Reinforcement Learning for Versatile, Dynamic, and Robust Bipedal Locomotion Control

This paper presents a comprehensive study on using deep reinforcement learning (RL) to create dynamic locomotion controllers for bipedal robots. Going beyond focusing on a single locomotion skill, we develop a general control solution that can be used for a range of dynamic bipedal skills, from periodic walking and running to aperiodic jumping and standing. Our RL-based controller incorporates a novel dual-history architecture, utilizing both a long-term and short-term input/output (I/O) history of the robot. This control architecture, when trained through the proposed end-to-end RL approach, consistently outperforms other methods across a diverse range of skills in both simulation and the real world.The study also delves into the adaptivity and robustness introduced by the proposed RL system in developing locomotion controllers. We demonstrate that the proposed architecture can adapt to both time-invariant dynamics shifts and time-variant changes, such as contact events, by effectively using the robot's I/O history. Additionally, we identify task randomization as another key source of robustness, fostering better task generalization and compliance to disturbances. The resulting control policies can be successfully deployed on Cassie, a torque-controlled human-sized bipedal robot. This work pushes the limits of agility for bipedal robots through extensive real-world experiments. We demonstrate a diverse range of locomotion skills, including: robust standing, versatile walking, fast running with a demonstration of a 400-meter dash, and a diverse set of jumping skills, such as standing long jumps and high jumps.

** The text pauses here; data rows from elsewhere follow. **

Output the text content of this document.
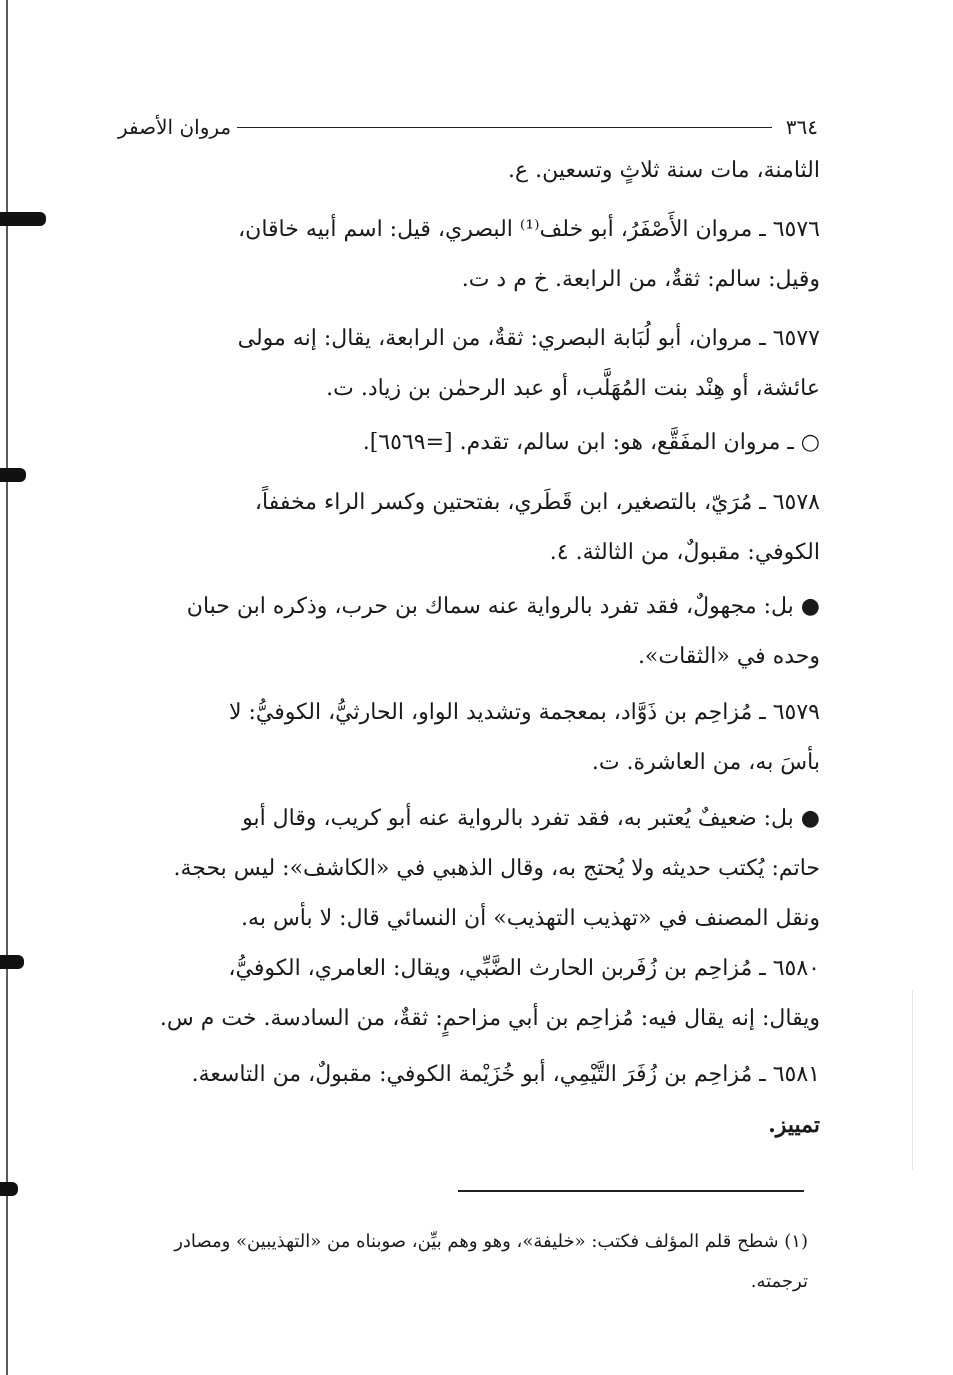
٣٦٤
مروان الأصفر
الثامنة، مات سنة ثلاثٍ وتسعين. ع.
٦٥٧٦ ـ مروان الأَصْفَرُ، أبو خلف⁽¹⁾ البصري، قيل: اسم أبيه خاقان،
وقيل: سالم: ثقةٌ، من الرابعة. خ م د ت.
٦٥٧٧ ـ مروان، أبو لُبَابة البصري: ثقةٌ، من الرابعة، يقال: إنه مولى
عائشة، أو هِنْد بنت المُهَلَّب، أو عبد الرحمٰن بن زياد. ت.
○ ـ مروان المفَقَّع، هو: ابن سالم، تقدم. [=٦٥٦٩].
٦٥٧٨ ـ مُرَيّ، بالتصغير، ابن قَطَري، بفتحتين وكسر الراء مخففاً،
الكوفي: مقبولٌ، من الثالثة. ٤.
● بل: مجهولٌ، فقد تفرد بالرواية عنه سماك بن حرب، وذكره ابن حبان
وحده في «الثقات».
٦٥٧٩ ـ مُزاحِم بن ذَوَّاد، بمعجمة وتشديد الواو، الحارثيُّ، الكوفيُّ: لا
بأسَ به، من العاشرة. ت.
● بل: ضعيفٌ يُعتبر به، فقد تفرد بالرواية عنه أبو كريب، وقال أبو
حاتم: يُكتب حديثه ولا يُحتج به، وقال الذهبي في «الكاشف»: ليس بحجة.
ونقل المصنف في «تهذيب التهذيب» أن النسائي قال: لا بأس به.
٦٥٨٠ ـ مُزاحِم بن زُفَربن الحارث الضَّبِّي، ويقال: العامري، الكوفيُّ،
ويقال: إنه يقال فيه: مُزاحِم بن أبي مزاحمٍ: ثقةٌ، من السادسة. خت م س.
٦٥٨١ ـ مُزاحِم بن زُفَرَ التَّيْمِي، أبو خُزَيْمة الكوفي: مقبولٌ، من التاسعة.
تمييز.
(١) شطح قلم المؤلف فكتب: «خليفة»، وهو وهم بيِّن، صوبناه من «التهذيبين» ومصادر
ترجمته.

翻译：本文全面研究了利用深度强化学习（RL）为双足机器人构建动态运动控制器的方法。不同于仅关注单一运动技能，我们开发了一种通用控制方案，可用于多种动态双足技能，包括周期性行走与奔跑，以及非周期性跳跃与站立。我们的基于RL的控制器采用了新颖的双历史架构，同时利用机器人输入/输出（I/O）的历史长时与短时信息。通过所提出的端到端RL方法训练后，该控制架构在仿真与现实环境中的广泛技能集上均持续优于其他方法。研究还深入探讨了所提出的RL系统在开发运动控制器时引入的适应性与稳健性。我们证明，该架构通过有效利用机器人的I/O历史，既能适应时不变动力学偏移，也能适应时变变化（如接触事件）。此外，我们识别出任务随机化是另一个关键的稳健性来源，有助于增强任务泛化能力及对干扰的顺从性。所得控制策略已成功部署于Cassie——一种扭矩控制型类人尺寸双足机器人。本研究通过大量现实实验，进一步拓展了双足机器人的敏捷性极限。我们展示了多样化的运动技能，包括：稳健站立、灵活行走、快速奔跑（以400米短跑演示），以及各类跳跃技能，例如立定跳远和跳高。